Da ich andauernd die nackten Hände im Wasser habe, kann ich sagen, dass es nicht geschadet hätte, wenn ich mit Latschen ins Wasser gegangen wäre. Es ist nicht so kalt, wie ich das von Wasserläufen dieser Art gewohnt bin. Aber die mitgebrachten Latschen sind überflüssig. Meine Kampfschuhe BW sind wasserdicht und machen mir keine Probleme dabei, im Wasser spazieren zu gehen. Melanies Schuhe haben offenbar undichte Stellen im Bereich der Zunge oder aber dort, wo sich das Leder wegen der ständigen Schrittbewegung am oberen Ende der Zehen biegt. Ihre Füße werden nass. Und dann fängt es auch hier an zu regnen. Es nieselt in einem stärkeren Ausmaß, könnte man wohl sagen, aber es reicht aus, um nass zu werden, wenn man keine Regenkleidung hat, so wie ich. Aber wie immer ist der Regen nicht das, was ich „kühl“ nennen würde, also macht es mir auch nichts aus.
Aber es macht anderen Leuten was aus, und der Ausflug endet eine Stunde vor dem geplanten Schluss. Wir steigen wieder in unseren Bus und fahren zum Besucherzentrum zurück, wo sich die Gruppe schnell auflöst. Irgendwie hatte ich noch damit gerechnet, dass es eine Art Schlussbesprechung geben würde, aber das blieb Spekulation.

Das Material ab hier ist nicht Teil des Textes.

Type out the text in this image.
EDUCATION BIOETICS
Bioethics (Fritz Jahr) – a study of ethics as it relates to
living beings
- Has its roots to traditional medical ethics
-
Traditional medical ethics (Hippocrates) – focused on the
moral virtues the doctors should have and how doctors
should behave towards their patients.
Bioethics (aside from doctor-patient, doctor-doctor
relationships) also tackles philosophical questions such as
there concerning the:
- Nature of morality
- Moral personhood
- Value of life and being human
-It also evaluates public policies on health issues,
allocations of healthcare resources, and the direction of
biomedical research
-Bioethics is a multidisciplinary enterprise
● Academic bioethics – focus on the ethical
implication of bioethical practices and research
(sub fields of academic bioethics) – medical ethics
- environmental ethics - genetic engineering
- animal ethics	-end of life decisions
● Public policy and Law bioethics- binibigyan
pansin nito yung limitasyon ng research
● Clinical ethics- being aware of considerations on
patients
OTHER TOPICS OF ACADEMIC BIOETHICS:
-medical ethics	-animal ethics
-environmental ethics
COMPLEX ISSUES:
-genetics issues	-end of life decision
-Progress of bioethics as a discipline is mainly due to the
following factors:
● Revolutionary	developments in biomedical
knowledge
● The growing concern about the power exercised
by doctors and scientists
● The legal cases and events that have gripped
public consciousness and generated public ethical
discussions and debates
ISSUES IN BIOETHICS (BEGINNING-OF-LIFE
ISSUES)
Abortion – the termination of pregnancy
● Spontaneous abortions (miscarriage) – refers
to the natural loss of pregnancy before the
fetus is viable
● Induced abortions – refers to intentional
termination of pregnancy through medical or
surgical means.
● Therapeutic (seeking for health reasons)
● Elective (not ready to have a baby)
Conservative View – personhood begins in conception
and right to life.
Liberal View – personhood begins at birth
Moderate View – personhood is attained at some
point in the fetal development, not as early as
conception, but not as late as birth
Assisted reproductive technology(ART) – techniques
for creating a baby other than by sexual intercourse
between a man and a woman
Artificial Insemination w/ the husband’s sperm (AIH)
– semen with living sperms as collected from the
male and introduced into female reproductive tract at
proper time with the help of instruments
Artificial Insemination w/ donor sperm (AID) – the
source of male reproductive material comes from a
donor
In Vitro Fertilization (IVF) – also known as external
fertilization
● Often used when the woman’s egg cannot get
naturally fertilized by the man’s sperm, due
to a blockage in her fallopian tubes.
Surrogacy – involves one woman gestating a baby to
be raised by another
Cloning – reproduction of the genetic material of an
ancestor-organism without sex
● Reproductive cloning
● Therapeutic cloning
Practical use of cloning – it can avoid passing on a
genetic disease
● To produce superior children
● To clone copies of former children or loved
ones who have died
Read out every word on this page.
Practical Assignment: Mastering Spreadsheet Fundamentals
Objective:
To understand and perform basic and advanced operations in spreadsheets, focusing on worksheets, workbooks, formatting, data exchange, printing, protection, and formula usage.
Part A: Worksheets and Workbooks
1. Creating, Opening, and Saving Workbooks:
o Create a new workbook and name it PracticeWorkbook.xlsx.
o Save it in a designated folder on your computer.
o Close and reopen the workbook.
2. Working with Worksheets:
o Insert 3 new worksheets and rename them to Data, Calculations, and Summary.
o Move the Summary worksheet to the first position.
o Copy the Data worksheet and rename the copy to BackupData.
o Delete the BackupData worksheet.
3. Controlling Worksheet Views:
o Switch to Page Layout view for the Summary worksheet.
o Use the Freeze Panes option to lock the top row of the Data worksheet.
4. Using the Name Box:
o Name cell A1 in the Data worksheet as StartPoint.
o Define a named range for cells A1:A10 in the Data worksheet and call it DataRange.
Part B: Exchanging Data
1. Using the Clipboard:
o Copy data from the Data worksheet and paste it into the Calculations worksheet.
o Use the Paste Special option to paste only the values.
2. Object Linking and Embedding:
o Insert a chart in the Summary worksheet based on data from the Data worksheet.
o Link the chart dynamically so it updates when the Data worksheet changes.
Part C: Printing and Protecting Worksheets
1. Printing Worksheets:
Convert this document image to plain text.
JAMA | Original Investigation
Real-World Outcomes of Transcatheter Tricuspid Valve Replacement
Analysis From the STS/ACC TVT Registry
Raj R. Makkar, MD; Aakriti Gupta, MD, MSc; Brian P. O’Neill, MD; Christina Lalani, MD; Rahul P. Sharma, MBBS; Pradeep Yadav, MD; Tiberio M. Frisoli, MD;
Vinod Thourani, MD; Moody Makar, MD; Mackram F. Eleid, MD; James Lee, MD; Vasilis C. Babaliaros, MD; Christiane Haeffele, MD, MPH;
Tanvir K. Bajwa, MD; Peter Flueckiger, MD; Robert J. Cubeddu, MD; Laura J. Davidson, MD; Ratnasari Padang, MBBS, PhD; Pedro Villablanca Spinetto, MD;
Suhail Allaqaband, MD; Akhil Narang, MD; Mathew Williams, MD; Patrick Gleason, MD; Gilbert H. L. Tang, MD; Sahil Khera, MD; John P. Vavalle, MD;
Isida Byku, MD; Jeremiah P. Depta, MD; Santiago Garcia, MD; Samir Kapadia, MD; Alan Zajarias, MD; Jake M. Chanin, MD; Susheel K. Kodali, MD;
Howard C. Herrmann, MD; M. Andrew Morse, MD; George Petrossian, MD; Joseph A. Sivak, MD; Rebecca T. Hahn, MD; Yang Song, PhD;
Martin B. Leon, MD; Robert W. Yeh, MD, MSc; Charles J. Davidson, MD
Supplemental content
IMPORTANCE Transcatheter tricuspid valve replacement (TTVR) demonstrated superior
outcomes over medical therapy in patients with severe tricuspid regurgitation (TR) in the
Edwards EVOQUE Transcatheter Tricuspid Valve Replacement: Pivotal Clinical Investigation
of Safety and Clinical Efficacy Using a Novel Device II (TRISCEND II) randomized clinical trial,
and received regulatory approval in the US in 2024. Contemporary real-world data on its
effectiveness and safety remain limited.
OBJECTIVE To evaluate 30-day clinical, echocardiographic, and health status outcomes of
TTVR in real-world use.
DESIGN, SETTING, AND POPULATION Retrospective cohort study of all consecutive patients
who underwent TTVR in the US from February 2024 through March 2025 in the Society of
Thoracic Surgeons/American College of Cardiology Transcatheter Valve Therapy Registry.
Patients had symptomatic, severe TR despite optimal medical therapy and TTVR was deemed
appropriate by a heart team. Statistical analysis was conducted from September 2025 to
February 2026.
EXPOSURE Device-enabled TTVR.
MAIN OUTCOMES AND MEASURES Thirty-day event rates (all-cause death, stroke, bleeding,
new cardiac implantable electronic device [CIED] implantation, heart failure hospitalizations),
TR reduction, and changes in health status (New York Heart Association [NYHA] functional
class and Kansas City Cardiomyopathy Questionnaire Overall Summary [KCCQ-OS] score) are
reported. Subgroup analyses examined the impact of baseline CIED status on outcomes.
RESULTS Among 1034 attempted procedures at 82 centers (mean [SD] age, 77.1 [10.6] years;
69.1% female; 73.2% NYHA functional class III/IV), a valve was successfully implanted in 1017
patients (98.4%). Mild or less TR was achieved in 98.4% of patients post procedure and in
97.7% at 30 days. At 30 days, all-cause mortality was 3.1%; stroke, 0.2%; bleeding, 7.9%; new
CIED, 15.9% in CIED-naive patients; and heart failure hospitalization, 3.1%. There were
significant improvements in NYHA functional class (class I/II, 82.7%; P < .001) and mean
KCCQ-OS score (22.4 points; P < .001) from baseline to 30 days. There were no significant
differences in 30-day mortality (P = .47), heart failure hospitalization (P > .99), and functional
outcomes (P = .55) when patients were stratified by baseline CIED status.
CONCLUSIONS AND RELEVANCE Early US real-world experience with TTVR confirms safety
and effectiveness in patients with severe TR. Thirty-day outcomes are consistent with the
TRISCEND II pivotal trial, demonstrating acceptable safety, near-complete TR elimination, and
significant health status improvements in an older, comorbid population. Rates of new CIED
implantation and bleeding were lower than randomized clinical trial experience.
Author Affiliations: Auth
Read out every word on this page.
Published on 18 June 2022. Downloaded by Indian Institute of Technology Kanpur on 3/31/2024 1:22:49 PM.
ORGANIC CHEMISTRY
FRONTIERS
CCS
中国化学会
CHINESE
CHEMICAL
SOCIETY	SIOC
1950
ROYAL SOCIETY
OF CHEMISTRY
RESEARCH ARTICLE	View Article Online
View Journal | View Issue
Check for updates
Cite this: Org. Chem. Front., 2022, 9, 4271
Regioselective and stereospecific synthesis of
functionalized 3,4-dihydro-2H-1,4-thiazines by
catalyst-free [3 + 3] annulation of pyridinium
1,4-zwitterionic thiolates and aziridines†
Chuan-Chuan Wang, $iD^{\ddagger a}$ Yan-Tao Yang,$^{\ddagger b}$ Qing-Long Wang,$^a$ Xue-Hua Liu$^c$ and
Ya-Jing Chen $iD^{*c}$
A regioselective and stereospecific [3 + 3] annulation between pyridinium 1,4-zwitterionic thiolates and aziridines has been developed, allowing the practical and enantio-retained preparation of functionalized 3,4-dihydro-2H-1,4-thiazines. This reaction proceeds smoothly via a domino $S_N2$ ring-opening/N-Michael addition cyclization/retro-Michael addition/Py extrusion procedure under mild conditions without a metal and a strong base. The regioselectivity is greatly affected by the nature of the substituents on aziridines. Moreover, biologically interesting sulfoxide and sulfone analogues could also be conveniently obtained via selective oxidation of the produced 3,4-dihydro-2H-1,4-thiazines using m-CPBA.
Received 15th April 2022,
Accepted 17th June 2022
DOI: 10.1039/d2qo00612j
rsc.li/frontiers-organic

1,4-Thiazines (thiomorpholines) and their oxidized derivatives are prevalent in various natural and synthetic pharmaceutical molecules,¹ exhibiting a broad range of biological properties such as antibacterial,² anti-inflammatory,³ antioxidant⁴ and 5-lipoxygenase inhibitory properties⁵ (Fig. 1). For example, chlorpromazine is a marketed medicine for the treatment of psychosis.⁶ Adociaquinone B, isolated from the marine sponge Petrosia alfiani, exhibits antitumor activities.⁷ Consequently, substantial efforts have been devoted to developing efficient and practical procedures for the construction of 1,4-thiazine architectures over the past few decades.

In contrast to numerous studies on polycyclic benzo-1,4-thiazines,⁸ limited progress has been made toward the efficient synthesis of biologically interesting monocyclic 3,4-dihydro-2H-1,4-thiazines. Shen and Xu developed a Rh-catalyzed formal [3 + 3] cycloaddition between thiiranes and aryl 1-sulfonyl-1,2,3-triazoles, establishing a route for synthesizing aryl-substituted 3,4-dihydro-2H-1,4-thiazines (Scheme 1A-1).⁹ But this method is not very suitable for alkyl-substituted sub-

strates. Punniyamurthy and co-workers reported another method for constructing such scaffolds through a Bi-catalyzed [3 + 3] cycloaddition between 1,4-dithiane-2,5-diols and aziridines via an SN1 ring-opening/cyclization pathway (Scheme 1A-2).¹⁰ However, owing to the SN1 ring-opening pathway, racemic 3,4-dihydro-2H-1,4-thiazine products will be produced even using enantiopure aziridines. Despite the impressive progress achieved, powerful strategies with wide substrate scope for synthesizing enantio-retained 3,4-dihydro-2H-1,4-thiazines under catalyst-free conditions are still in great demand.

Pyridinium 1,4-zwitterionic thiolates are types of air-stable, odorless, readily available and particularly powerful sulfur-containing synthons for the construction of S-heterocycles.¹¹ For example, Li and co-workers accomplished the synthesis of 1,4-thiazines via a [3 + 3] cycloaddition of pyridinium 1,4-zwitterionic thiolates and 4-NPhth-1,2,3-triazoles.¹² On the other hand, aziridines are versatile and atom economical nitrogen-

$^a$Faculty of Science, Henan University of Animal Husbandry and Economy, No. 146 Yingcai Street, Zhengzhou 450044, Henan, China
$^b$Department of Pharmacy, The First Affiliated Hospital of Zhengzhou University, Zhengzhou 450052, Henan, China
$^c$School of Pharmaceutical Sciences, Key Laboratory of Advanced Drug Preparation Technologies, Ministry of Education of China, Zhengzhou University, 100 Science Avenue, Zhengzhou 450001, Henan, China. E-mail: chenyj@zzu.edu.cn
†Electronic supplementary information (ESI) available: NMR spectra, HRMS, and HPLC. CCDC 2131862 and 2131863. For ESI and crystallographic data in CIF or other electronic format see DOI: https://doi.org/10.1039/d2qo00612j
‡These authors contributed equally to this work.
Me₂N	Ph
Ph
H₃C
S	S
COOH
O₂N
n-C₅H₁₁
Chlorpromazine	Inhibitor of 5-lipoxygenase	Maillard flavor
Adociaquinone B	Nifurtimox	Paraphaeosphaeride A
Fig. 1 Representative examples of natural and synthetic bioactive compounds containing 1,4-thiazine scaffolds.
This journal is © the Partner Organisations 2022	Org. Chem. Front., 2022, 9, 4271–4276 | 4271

Wir fahren also wieder nach Hause, und dort wartet auch noch die eine oder andere Arbeit auf uns. Der ganze Krempel für die anstehenden Klausuren lernt sich ja nicht von allein. Ich fühle mich allerdings ziemlich erschlagen, und weiß noch nicht einmal genau, woher. Ich stehe ja auch sonst oft genug um 06:30 auf, und habe damit heute nur eine halbe Stunde weniger geschlafen als sonst. Trotzdem muss ich mich erst mal eine Weile hinlegen und schlafe zwei Stunden lang, bevor ich mich dann abends mit wesentlich klarerem Kopf an irgendwelche Aufgaben setzen kann.